Angie, Ben’in az önce gördüklerini tam olarak kavramasından önce onun yanındaydı. Hala sadece sandaletleri ve beyaz elbisesiyle Angie talep etti,
“Beni takip edin, bir horoza ihtiyacım var ve ona hemen ihtiyacım var.”
Angie, alışveriş alanından otoparka doğru yürürken artık kendini göstermekle ilgilenmiyor gibiydi. Ben, külot giymediğini bilmesine rağmen yoldan geçen birçok kişinin bunu görmemiş gibi görünmesine şaşırmıştı. Birçok açıdan kırmızı külotuyla daha fazla ilgi çekmişti. Daha fazla ilgi gören meme uçlarıydı.
Angie, Ben’i merdiven boşluğunun hemen yanına park edilmiş arabasına götürdü. Ona beline kadar soyunmasını ve olabildiğince geriye çekilmiş yolcu koltuğuna oturmasını söyledi. Sonra elbisesini göğüslerinin hemen altına kadar yukarı çekti. Kolay değildi ama sırtı ona dönük bir şekilde kucağına oturmayı başardı. Onun büyük ereksiyonunu açık, iyi yağlanmış amına kaydırabilmesi için yeterince yükseğe çıktı.
“Ben söyleyene kadar hareket etmeye cesaret etme. Arabasını park eden bir sonraki adamın seni orgazm olana kadar becerdiğini görmesini istiyorum. Harika hissediyorsun ama seyirci olmadan boşalmak istemiyorum.”
Merdiven boşluğundan bir aile geldi ama alanın en ucundaki arabalarına döndüklerinden onları fark etmediler. Onlar uzaklaşırken bir araba arabayı aldı ve kırklı yaşlarda uzun boylu bir adam onlara doğru yürümeye başladı.
“Şimdi beni sik ve sertçe sik. Sadece merdiven boşluğuna kaybolana kadar vaktin var, anlıyor musun?”
Bunu söylerken eteğini başının üzerinden çekip sürücü koltuğuna fırlattı. Artık tamamen çıplak olan Angie, her iki memesini de kavradı ve Ben’in itişine uyum sağlayarak yukarı aşağı zıplarken boyalı meme uçlarını ateşli bir şekilde ovuşturdu. Adam, çıkışa yarı yola gelene kadar yaklaştığı arabanın yolcu koltuğundaki figürde alışılmadık bir şey olduğunu fark etmedi.
İlk başta fark ettiği şey hareketti ancak yaklaştıkça kızın üstünün çıplak olduğunu ve meme uçlarıyla oynadığını gördü. Yaklaştıkça kızın kendini örtmesini bekliyordu ancak aslında kız ona doğru gülümsedi ve göğüslerini ona gösterdi. Kızın altında oturan bir adamın sürdüğünü fark etmeden önce oldukça yakındı. Arabanın kaputuna doğru yürümeden önce etrafta başka biri olup olmadığını görmek için etrafına baktı.
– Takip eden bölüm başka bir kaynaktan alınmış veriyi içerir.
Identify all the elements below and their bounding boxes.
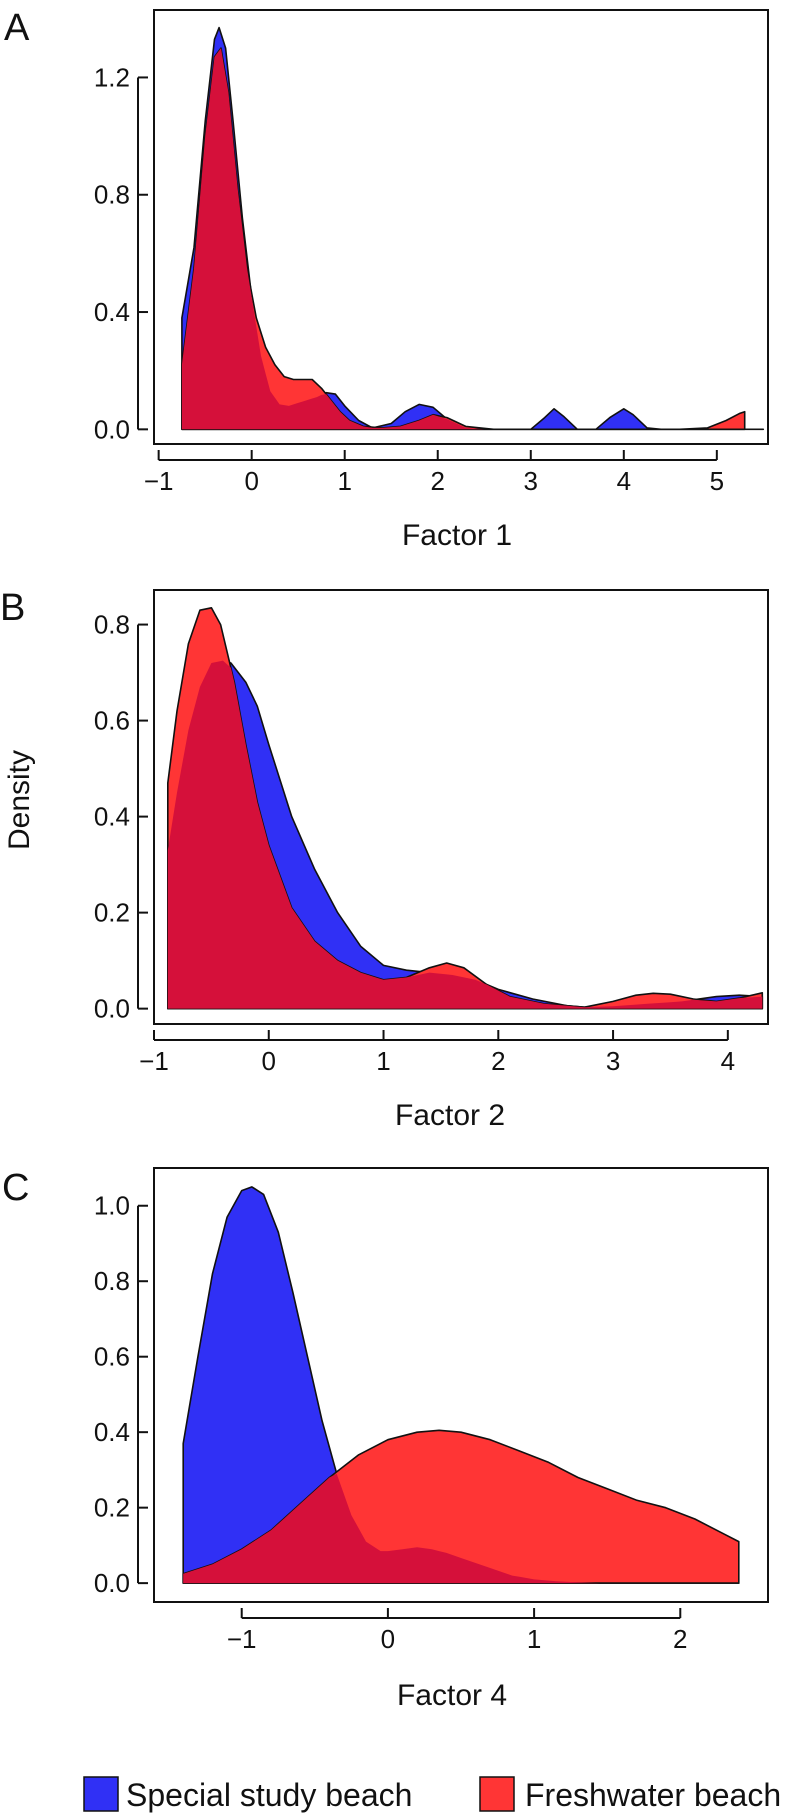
panel-a: A −1 0 1 2 3 4 5 0.0 0.4 0.8 1.2 Factor 1 bbox=[4, 7, 769, 552]
x-tick-label-b: −1 bbox=[139, 1046, 169, 1076]
x-tick-label-b: 2 bbox=[491, 1046, 505, 1076]
y-tick-label-c: 0.8 bbox=[94, 1266, 130, 1296]
density-overlap-c bbox=[183, 1473, 739, 1584]
density-overlap-b bbox=[167, 660, 763, 1009]
density-area-a-freshwater-beach bbox=[181, 47, 746, 431]
legend-swatch-freshwater-beach bbox=[479, 1776, 515, 1812]
x-tick-label-c: 1 bbox=[527, 1624, 541, 1654]
y-tick-label-a: 1.2 bbox=[94, 62, 130, 92]
y-tick-label-b: 0.0 bbox=[94, 994, 130, 1024]
legend-swatch-special-study-beach bbox=[83, 1776, 119, 1812]
x-tick-label-a: 3 bbox=[524, 466, 538, 496]
x-tick-label-a: 5 bbox=[710, 466, 724, 496]
y-axis-label: Density bbox=[3, 750, 36, 850]
plot-frame-b bbox=[153, 589, 769, 1025]
y-tick-label-a: 0.4 bbox=[94, 297, 130, 327]
y-tick-label-c: 0.6 bbox=[94, 1342, 130, 1372]
y-tick-label-b: 0.6 bbox=[94, 706, 130, 736]
x-tick-label-c: 0 bbox=[381, 1624, 395, 1654]
panel-letter-c: C bbox=[2, 1167, 29, 1209]
density-overlap-a bbox=[181, 48, 745, 430]
y-tick-label-c: 0.0 bbox=[94, 1568, 130, 1598]
panel-letter-a: A bbox=[4, 7, 30, 49]
plot-frame-c bbox=[153, 1167, 769, 1603]
x-tick-label-a: 4 bbox=[617, 466, 631, 496]
y-tick-label-c: 0.2 bbox=[94, 1493, 130, 1523]
panel-c: C −1 0 1 2 0.0 0.2 0.4 0.6 0.8 1.0 Factor 4 bbox=[2, 1167, 769, 1712]
x-tick-label-b: 4 bbox=[721, 1046, 735, 1076]
x-axis-label-b: Factor 2 bbox=[395, 1099, 505, 1132]
x-tick-label-c: 2 bbox=[673, 1624, 687, 1654]
plot-frame-a bbox=[153, 9, 769, 445]
legend-label-freshwater-beach: Freshwater beach bbox=[525, 1777, 781, 1813]
legend: Special study beach Freshwater beach bbox=[83, 1776, 781, 1813]
x-tick-label-c: −1 bbox=[227, 1624, 257, 1654]
x-tick-label-b: 1 bbox=[376, 1046, 390, 1076]
y-tick-label-b: 0.8 bbox=[94, 610, 130, 640]
y-tick-label-b: 0.4 bbox=[94, 802, 130, 832]
y-tick-label-b: 0.2 bbox=[94, 898, 130, 928]
x-axis-label-a: Factor 1 bbox=[402, 519, 512, 552]
y-tick-label-a: 0.8 bbox=[94, 180, 130, 210]
legend-label-special-study-beach: Special study beach bbox=[126, 1777, 412, 1813]
y-tick-label-c: 1.0 bbox=[94, 1191, 130, 1221]
x-axis-label-c: Factor 4 bbox=[397, 1679, 507, 1712]
x-tick-label-a: 1 bbox=[337, 466, 351, 496]
panel-b: B −1 0 1 2 3 4 0.0 0.2 0.4 0.6 0.8 Factor 2 bbox=[0, 587, 769, 1132]
x-tick-label-b: 3 bbox=[606, 1046, 620, 1076]
x-tick-label-b: 0 bbox=[262, 1046, 276, 1076]
x-tick-label-a: 2 bbox=[431, 466, 445, 496]
panel-letter-b: B bbox=[0, 587, 25, 629]
x-tick-label-a: 0 bbox=[244, 466, 258, 496]
y-tick-label-a: 0.0 bbox=[94, 414, 130, 444]
y-tick-label-c: 0.4 bbox=[94, 1417, 130, 1447]
x-tick-label-a: −1 bbox=[144, 466, 174, 496]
“Harika, bizi izleyecek. Yavaşla, bu mükemmel.”
Adam arabanın etrafından yolcu tarafındaki pencereye doğru hareket etmeye başladığında Angie ona olduğu yerde kalmasını işaret etti. Mümkünse daha iyi bir görüş elde etmek veya daha iyisi fiziksel olarak dahil olmak için tereddüt etti. Uyarıyı aldı ve şimdi kızın uzun süremeyeceğini bildiği bir aciliyetle becerdiği yakın görüşte hareketsiz kaldı.
“Siktir et, çok sert boşalacağım. Beni sik ve durma.”
Orgazmını tutamayacağını biliyordu ama doruk noktasının mümkün olduğunca güçlü olmasını sağlamak için bir elini klitorisini bulmak için kullandı. Ben, Angie’yi hayal kırıklığına uğratmamak ve çok çabuk durmamak için orgazmını tutmaya çalışmak için mücadele etti.
Yabancıyla mümkün olduğunca uzun süre göz temasında kalırken orgazmı onu parçaladı. Ben onu orgazmının tam ortasında becerdi ve ereksiyonu sönmeye başladığında bile itmeyi bırakmadı. Adamı net göremediği için mutluydu ve Angie’nin penisi kaydığında adam ortadan kaybolmuştu.